What kind of novel is the latest from the British Arnott (The Long Firm, 1999)? Science fiction, most likely. Or World War II espionage. Or Utopian/dystopian. Or sexual manifesto. Or religious parable. Or a narrative about the possibilities and limitations of narrative. Or a series of interrelated stories inspired by the cards of a tarot deck. Or all of the above. Yet the reader need have no knowledge of the tarot (or the occult, which pervades the novel) to appreciate its imaginative vision or make sense of the way it hopscotches across genre, chronology, geography and cosmos. It begins and ends with the first-person account of a fictional American science-fiction writer named Larry Zagorski, best known for a novel titled American Gnostic, which attracted a hippie cult following in the 1960s. For the novel, Zagorski drew upon his own experiences with the likes of Robert Heinlein and L. Ron Hubbard (the latter, fictionalized in Zagorski’s novel and rendered under his own name in Arnott’s, transforms his science fiction into a religion in both). Also playing key roles in the novel are Aleister Crowley, Rudolf Hess, Ian Fleming and Jim Jones (the prophet of mass suicide). Told through multiple narrators, it is a novel of “quantum leaps, of diverging timelines, alternate futures, and crucial moments when things could go either way." Yet, it sustains a narrative momentum as it unfolds as fact and fantasy, mystery and revelation, pulp fiction and metaphysical transcendence.
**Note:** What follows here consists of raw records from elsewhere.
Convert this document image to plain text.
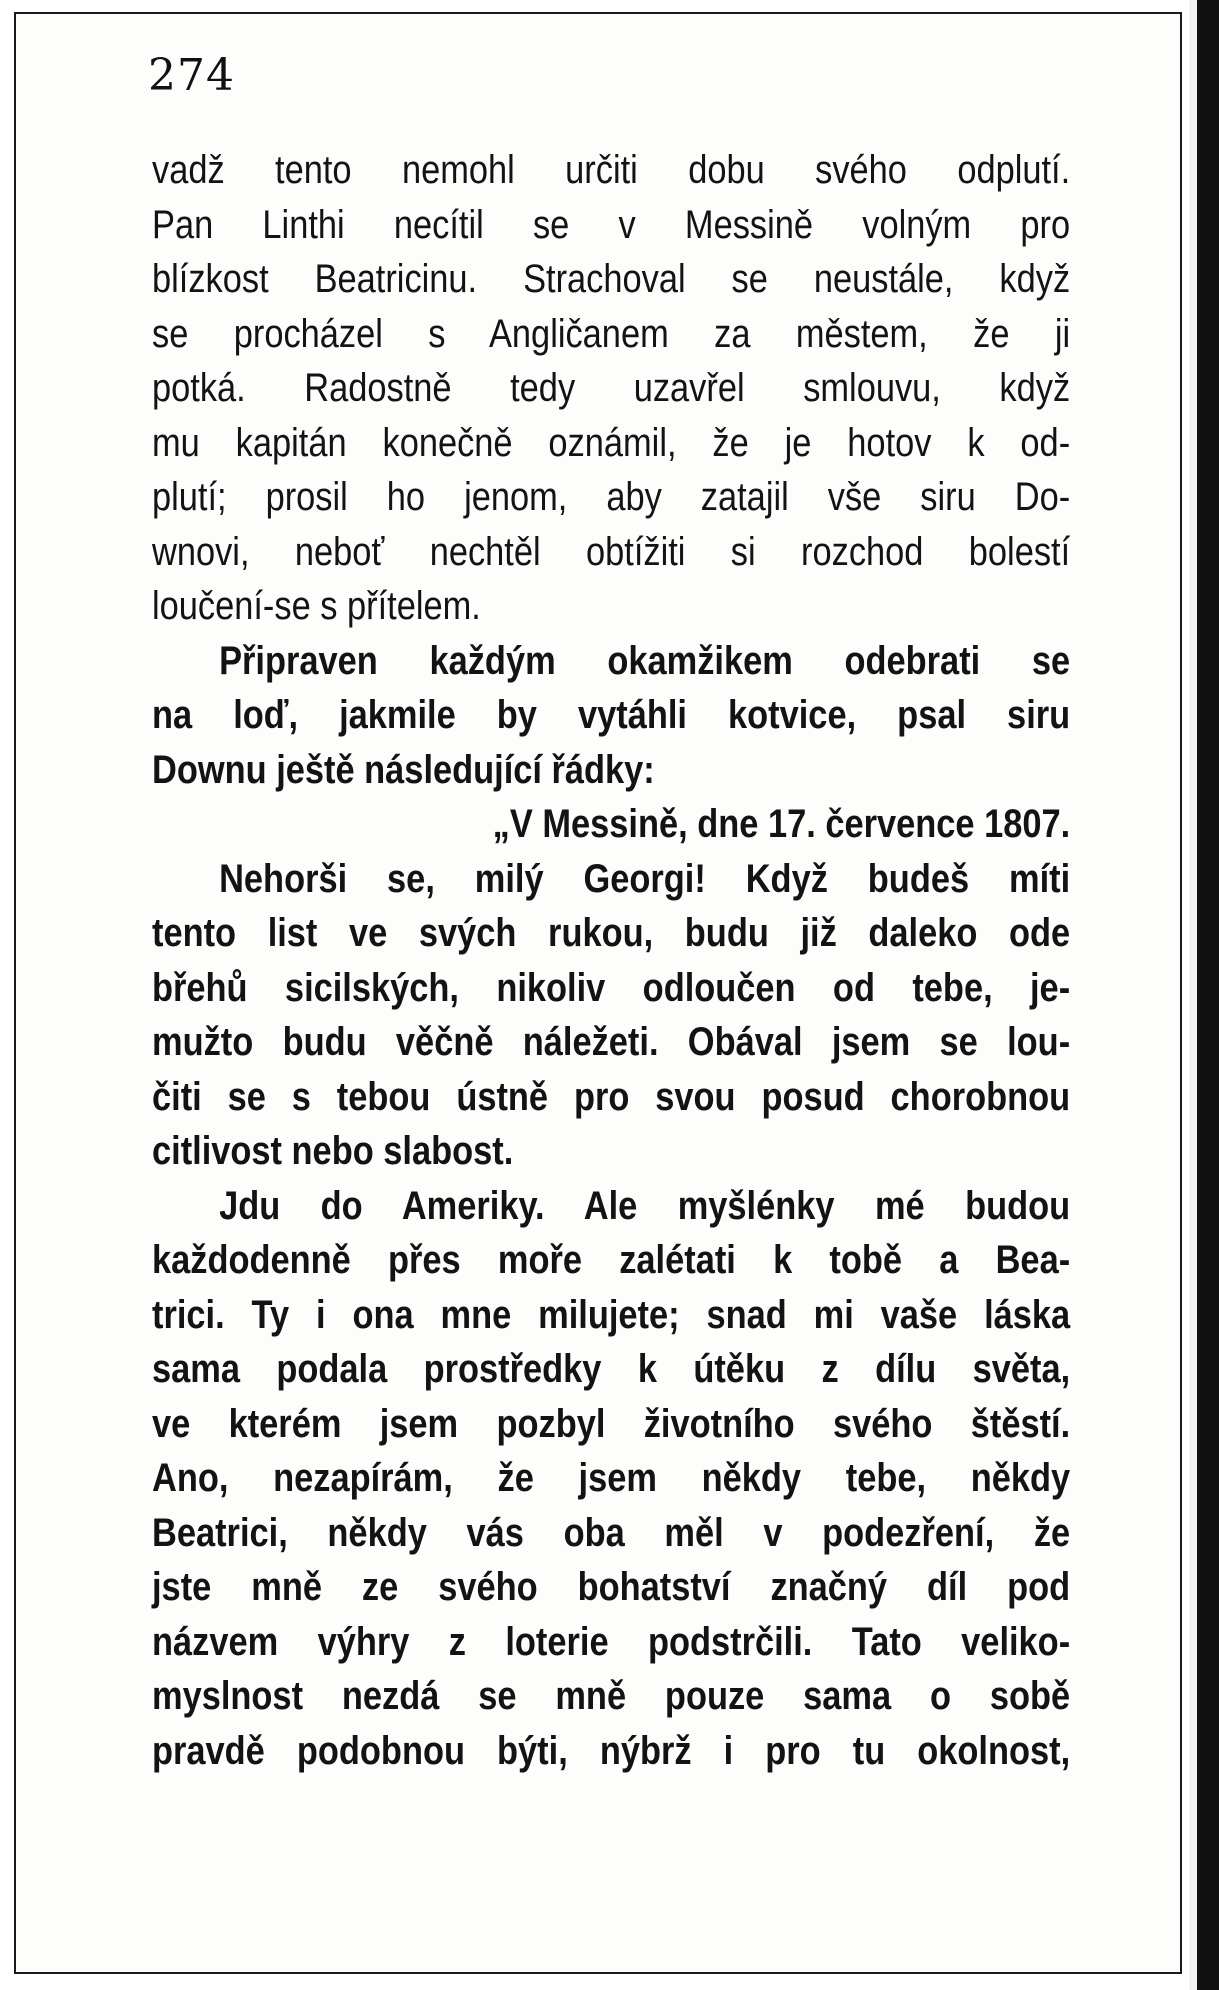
274
vadž tento nemohl určiti dobu svého odplutí.
Pan Linthi necítil se v Messině volným pro
blízkost Beatricinu. Strachoval se neustále, když
se procházel s Angličanem za městem, že ji
potká. Radostně tedy uzavřel smlouvu, když
mu kapitán konečně oznámil, že je hotov k od-
plutí; prosil ho jenom, aby zatajil vše siru Do-
wnovi, neboť nechtěl obtížiti si rozchod bolestí
loučení-se s přítelem.
Připraven každým okamžikem odebrati se
na loď, jakmile by vytáhli kotvice, psal siru
Downu ještě následující řádky:
„V Messině, dne 17. července 1807.
Nehorši se, milý Georgi! Když budeš míti
tento list ve svých rukou, budu již daleko ode
břehů sicilských, nikoliv odloučen od tebe, je-
mužto budu věčně náležeti. Obával jsem se lou-
čiti se s tebou ústně pro svou posud chorobnou
citlivost nebo slabost.
Jdu do Ameriky. Ale myšlénky mé budou
každodenně přes moře zalétati k tobě a Bea-
trici. Ty i ona mne milujete; snad mi vaše láska
sama podala prostředky k útěku z dílu světa,
ve kterém jsem pozbyl životního svého štěstí.
Ano, nezapírám, že jsem někdy tebe, někdy
Beatrici, někdy vás oba měl v podezření, že
jste mně ze svého bohatství značný díl pod
názvem výhry z loterie podstrčili. Tato veliko-
myslnost nezdá se mně pouze sama o sobě
pravdě podobnou býti, nýbrž i pro tu okolnost,
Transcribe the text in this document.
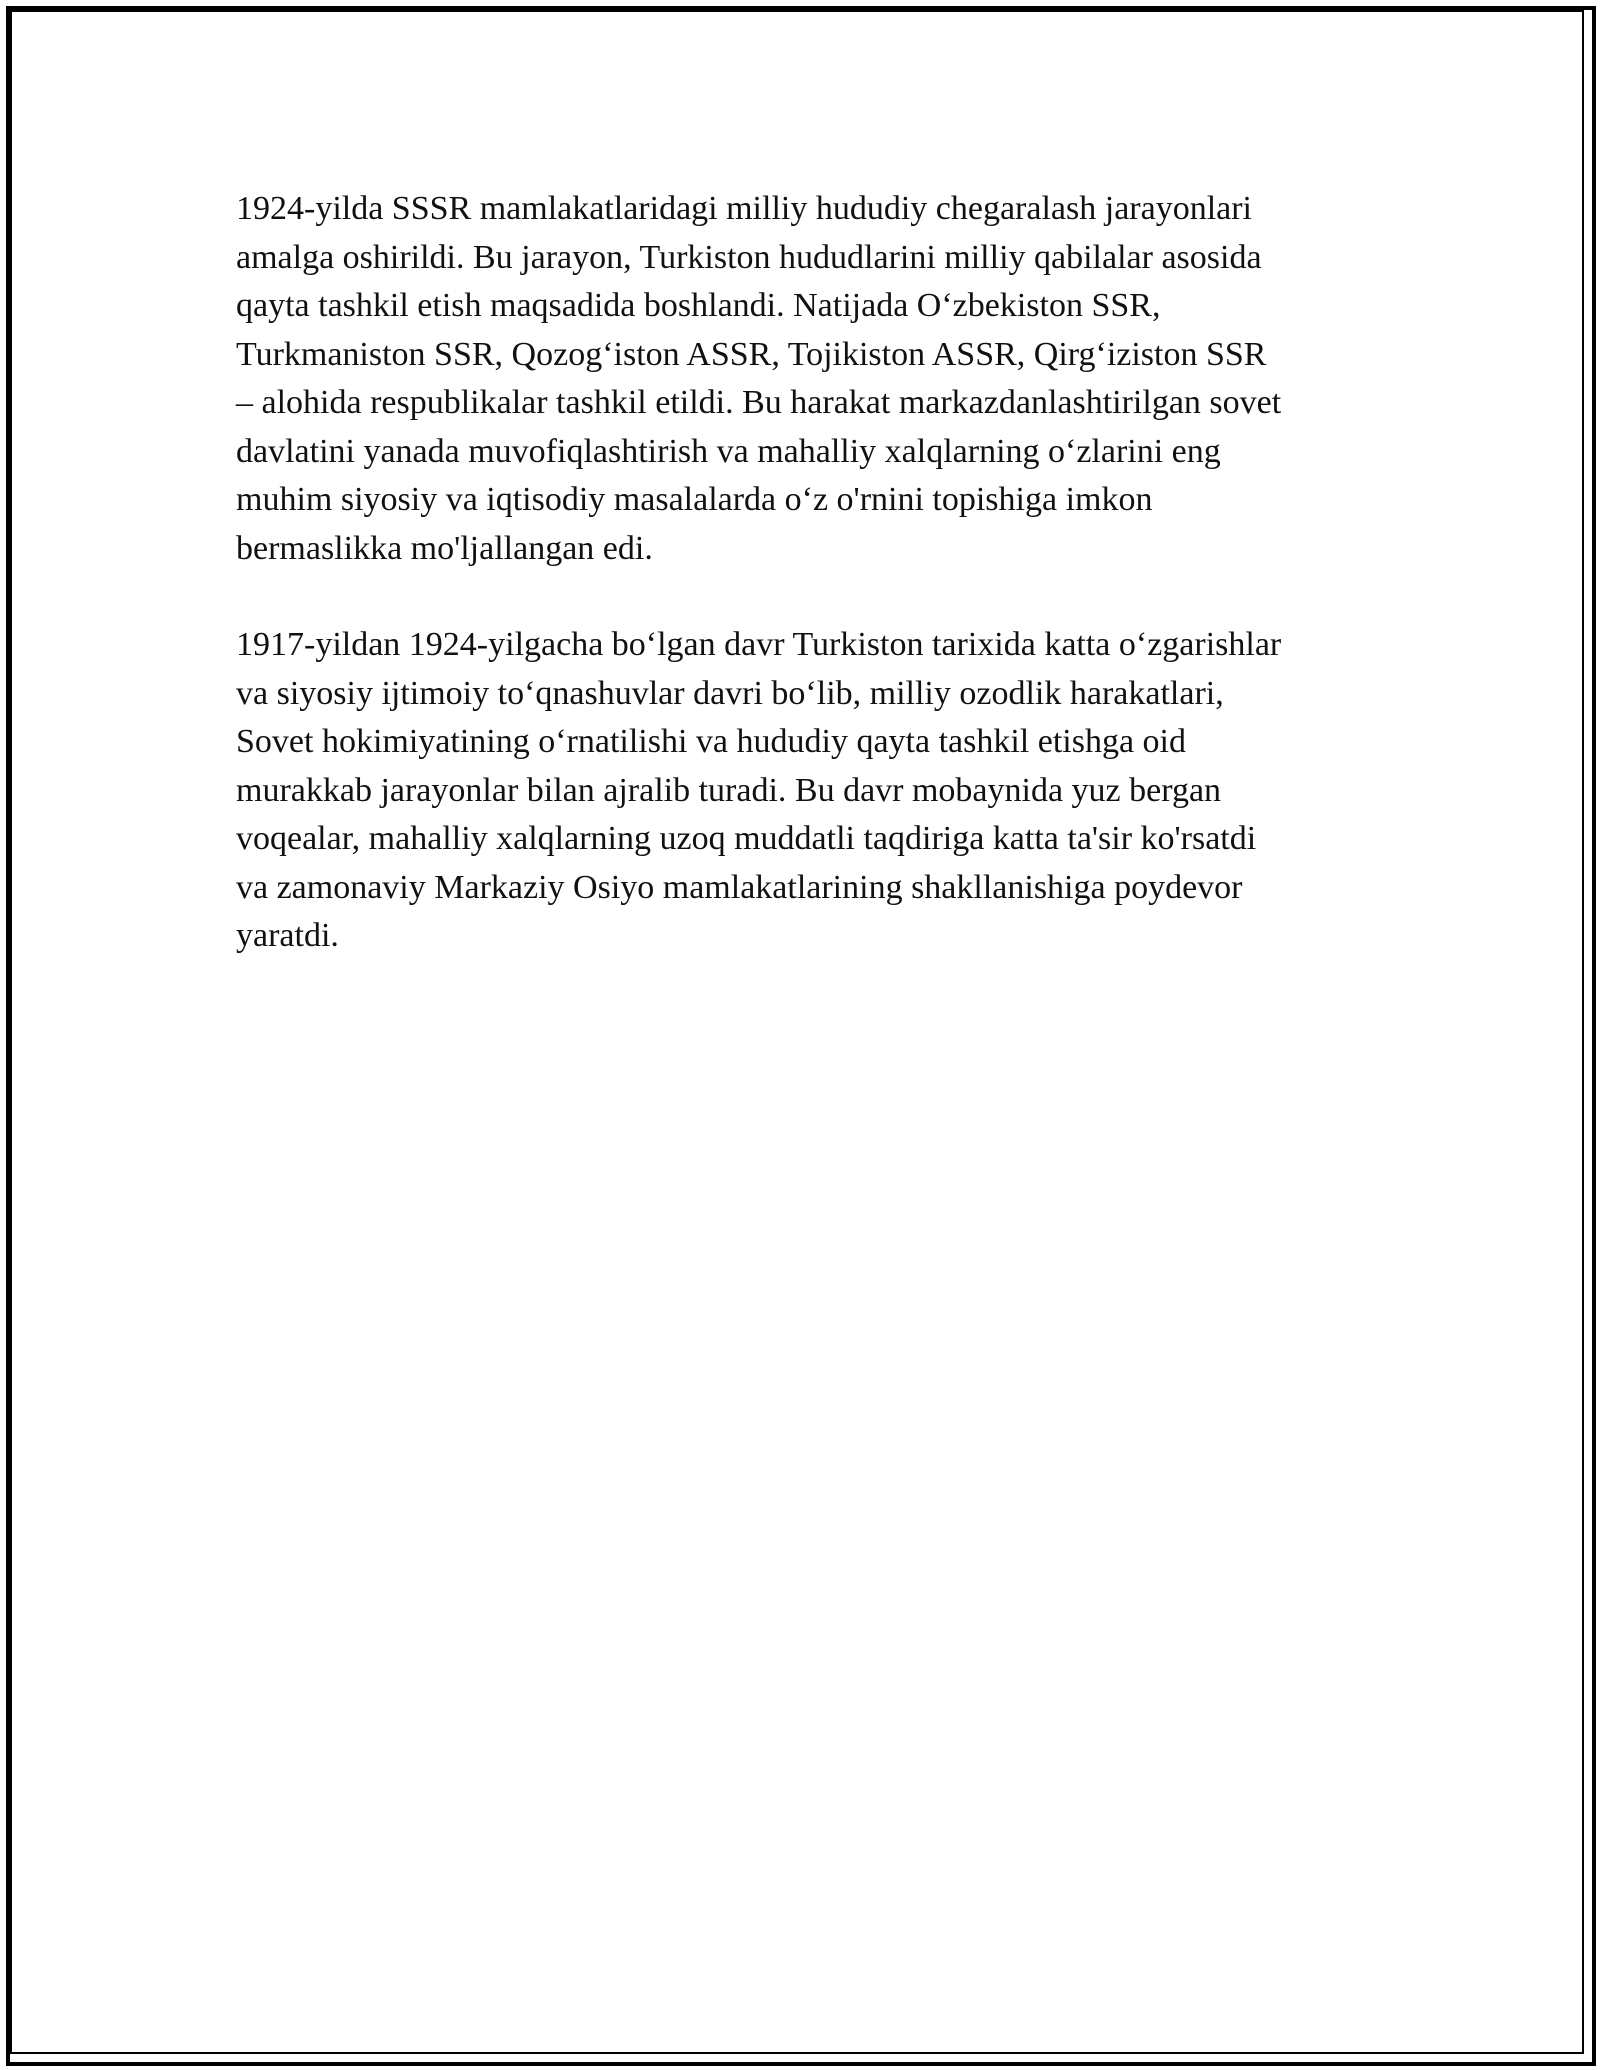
1924-yilda SSSR mamlakatlaridagi milliy hududiy chegaralash jarayonlari
amalga oshirildi. Bu jarayon, Turkiston hududlarini milliy qabilalar asosida
qayta tashkil etish maqsadida boshlandi. Natijada O‘zbekiston SSR,
Turkmaniston SSR, Qozog‘iston ASSR, Tojikiston ASSR, Qirg‘iziston SSR
– alohida respublikalar tashkil etildi. Bu harakat markazdanlashtirilgan sovet
davlatini yanada muvofiqlashtirish va mahalliy xalqlarning o‘zlarini eng
muhim siyosiy va iqtisodiy masalalarda o‘z o'rnini topishiga imkon
bermaslikka mo'ljallangan edi.

1917-yildan 1924-yilgacha bo‘lgan davr Turkiston tarixida katta o‘zgarishlar
va siyosiy ijtimoiy to‘qnashuvlar davri bo‘lib, milliy ozodlik harakatlari,
Sovet hokimiyatining o‘rnatilishi va hududiy qayta tashkil etishga oid
murakkab jarayonlar bilan ajralib turadi. Bu davr mobaynida yuz bergan
voqealar, mahalliy xalqlarning uzoq muddatli taqdiriga katta ta'sir ko'rsatdi
va zamonaviy Markaziy Osiyo mamlakatlarining shakllanishiga poydevor
yaratdi.
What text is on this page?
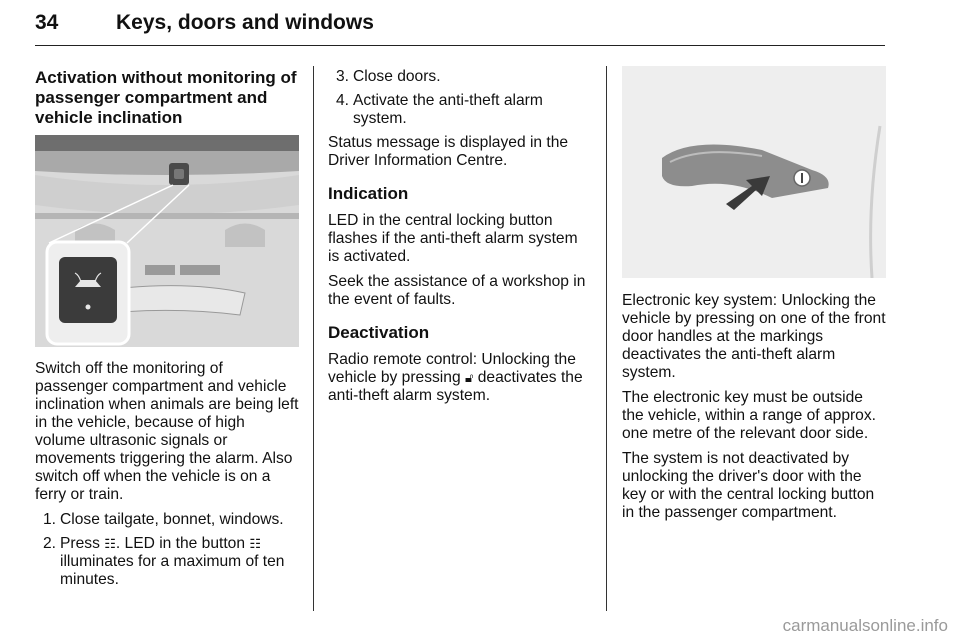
34	Keys, doors and windows
Activation without monitoring of passenger compartment and vehicle inclination

Switch off the monitoring of passenger compartment and vehicle inclination when animals are being left in the vehicle, because of high volume ultrasonic signals or movements triggering the alarm. Also switch off when the vehicle is on a ferry or train.

1. Close tailgate, bonnet, windows.
2. Press ☷. LED in the button ☷ illuminates for a maximum of ten minutes.
3. Close doors.
4. Activate the anti-theft alarm system.

Status message is displayed in the Driver Information Centre.

Indication

LED in the central locking button flashes if the anti-theft alarm system is activated.

Seek the assistance of a workshop in the event of faults.

Deactivation

Radio remote control: Unlocking the vehicle by pressing 🔓︎ deactivates the anti-theft alarm system.

Electronic key system: Unlocking the vehicle by pressing on one of the front door handles at the markings deactivates the anti-theft alarm system.

The electronic key must be outside the vehicle, within a range of approx. one metre of the relevant door side.

The system is not deactivated by unlocking the driver's door with the key or with the central locking button in the passenger compartment.

carmanualsonline.info
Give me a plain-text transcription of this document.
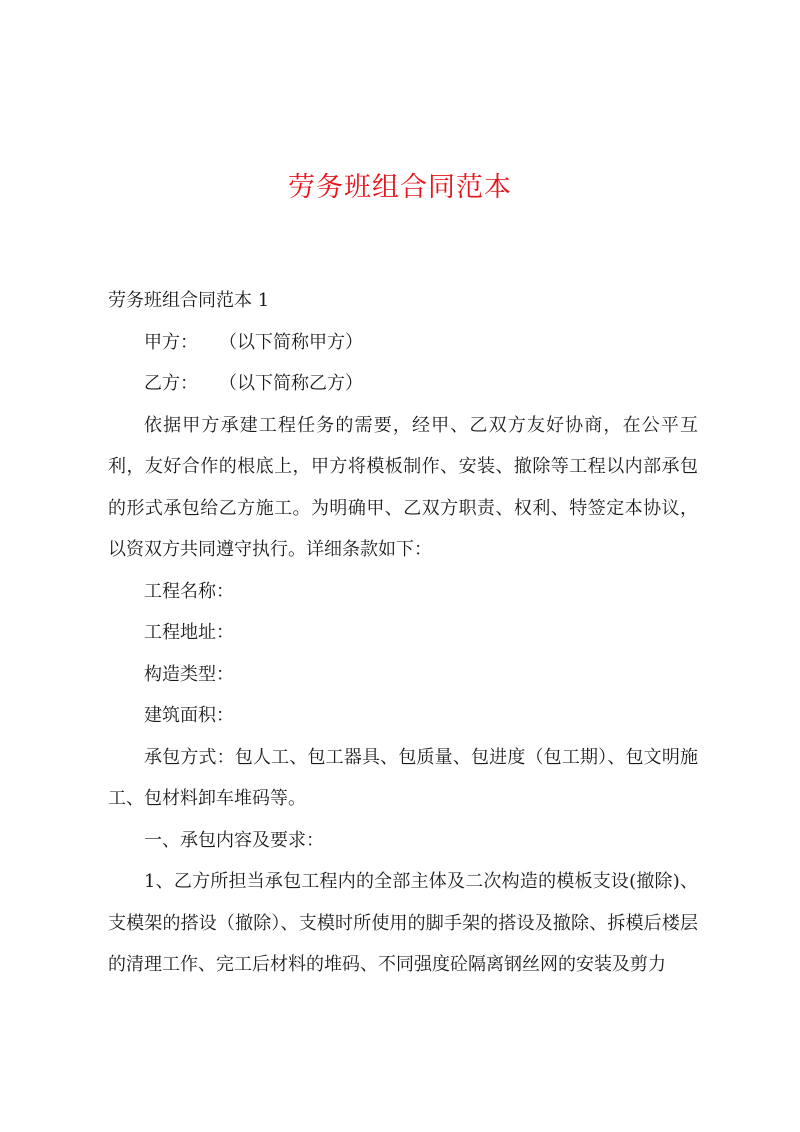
劳务班组合同范本

劳务班组合同范本 1

甲方： （以下简称甲方）

乙方： （以下简称乙方）

依据甲方承建工程任务的需要，经甲、乙双方友好协商，在公平互利，友好合作的根底上，甲方将模板制作、安装、撤除等工程以内部承包的形式承包给乙方施工。为明确甲、乙双方职责、权利、特签定本协议，以资双方共同遵守执行。详细条款如下：

工程名称：

工程地址：

构造类型：

建筑面积：

承包方式：包人工、包工器具、包质量、包进度（包工期）、包文明施工、包材料卸车堆码等。

一、承包内容及要求：

1、乙方所担当承包工程内的全部主体及二次构造的模板支设(撤除)、支模架的搭设（撤除）、支模时所使用的脚手架的搭设及撤除、拆模后楼层的清理工作、完工后材料的堆码、不同强度砼隔离钢丝网的安装及剪力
Along the way, it traces the thematic arc of science fiction, which has gone “from being about the probable, the possible, the impossible, the metaphysical to the ordinary, the everyday. It seems the one form that can truly grasp the essential strangeness of modern living.”
A novel that combines the pleasures of genre fiction and the thematic richness of literary fiction, while blurring the line between the two and exploding the very concept of genre.